Secunia (SA23205) non esita a fornire del problema una spiegazione totalmente allarmante spingendo al massimo il grado di pericolosità del bug e motivando il tutto soprattutto con la disponibilità online del codice di exploit, facilmente convertibile dunque nelle prossime settimane in un attacco di massa come molti altri già sono comparsi in passato.
Microsoft conferma il tutto tramite il proprio Security Response Center Blog indicando in tutte le versioni di Word una possibile minaccia per l’utenza. Tutte, tranne una: Word 2007 è salvo, la vulnerabilità non è stata riscontrata e dunque nel momento in cui il bug verrà presumibilmente risolto il mercato sarà ormai pronto a portare all’utenza il nuovo Office 2007.
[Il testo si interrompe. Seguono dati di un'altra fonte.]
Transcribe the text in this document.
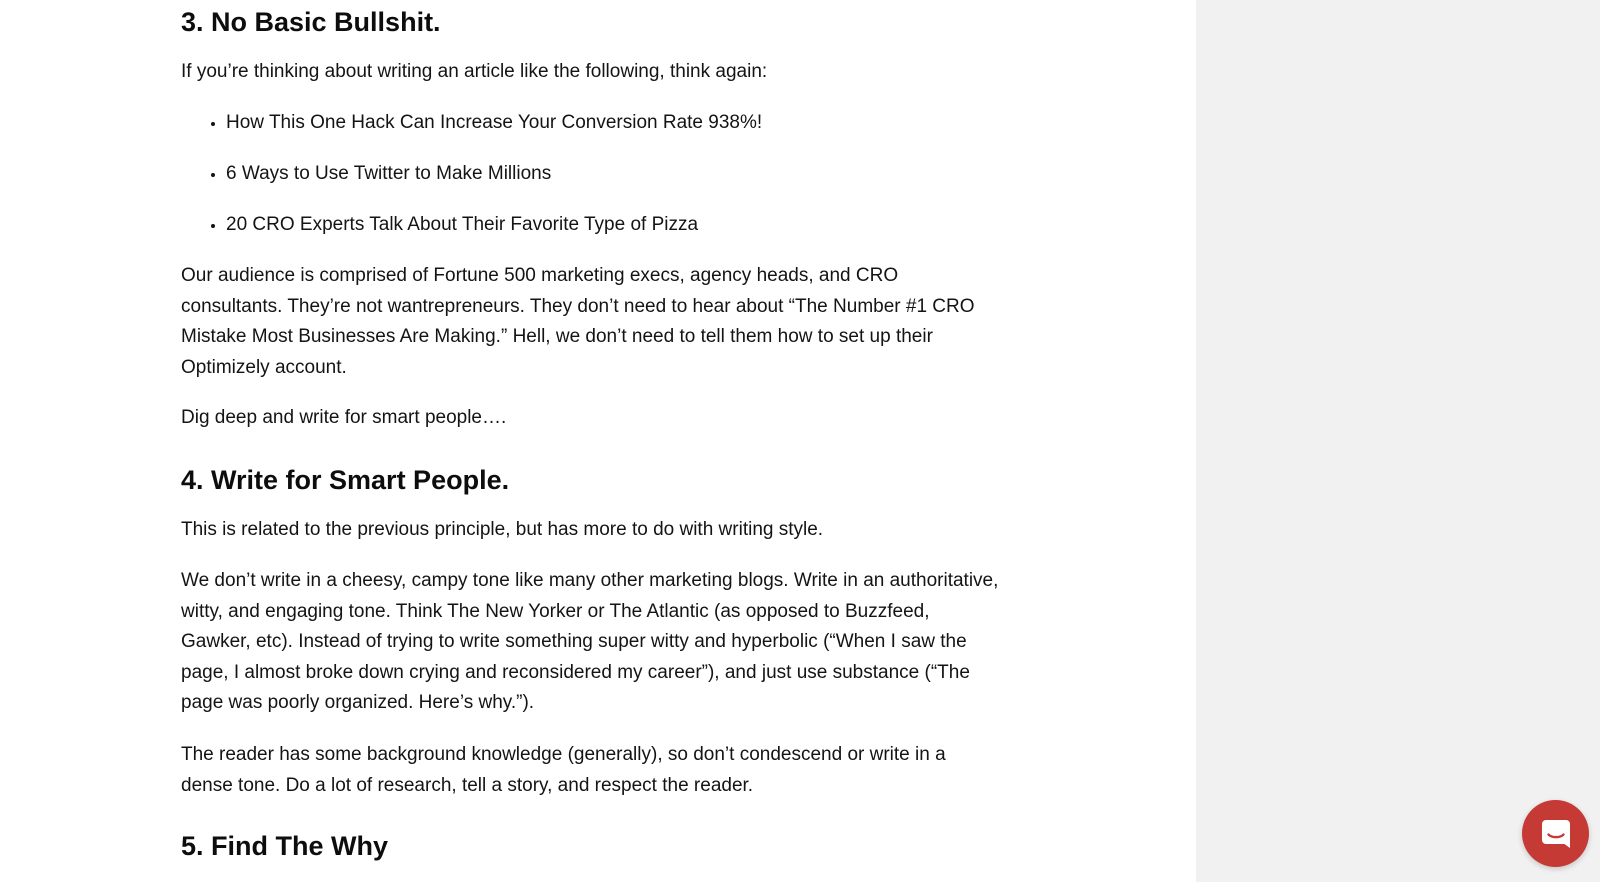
3. No Basic Bullshit.

If you’re thinking about writing an article like the following, think again:

• How This One Hack Can Increase Your Conversion Rate 938%!
• 6 Ways to Use Twitter to Make Millions
• 20 CRO Experts Talk About Their Favorite Type of Pizza

Our audience is comprised of Fortune 500 marketing execs, agency heads, and CRO consultants. They’re not wantrepreneurs. They don’t need to hear about “The Number #1 CRO Mistake Most Businesses Are Making.” Hell, we don’t need to tell them how to set up their Optimizely account.

Dig deep and write for smart people….

4. Write for Smart People.

This is related to the previous principle, but has more to do with writing style.

We don’t write in a cheesy, campy tone like many other marketing blogs. Write in an authoritative, witty, and engaging tone. Think The New Yorker or The Atlantic (as opposed to Buzzfeed, Gawker, etc). Instead of trying to write something super witty and hyperbolic (“When I saw the page, I almost broke down crying and reconsidered my career”), and just use substance (“The page was poorly organized. Here’s why.”).

The reader has some background knowledge (generally), so don’t condescend or write in a dense tone. Do a lot of research, tell a story, and respect the reader.

5. Find The Why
Secondo Microsoft alcuni attacchi sarebbero già stati documentati, ma il coinvolgimento sarebbe assolutamente minimo (con ulteriore precisazione: per “minimo” il team intende poche unità, se non casi isolati). In queste circostanze il gruppo prende tempo e preferisce attendere la disponibilità di patch qualitative prima di procedere alla distribuzione dell’aggiornamento. In questo caso specifico l’aggiornamento mensile era troppo prossimo: se il problema dovesse degenerare è possibile un intervento “out-of-cycle”, al momento però ancora non ipotizzato.
«Have a good weekend all» e attenzione ai file di Word di origine non garantita, in attesa che dalla casa madre arrivino indicazioni e patch di garanzia.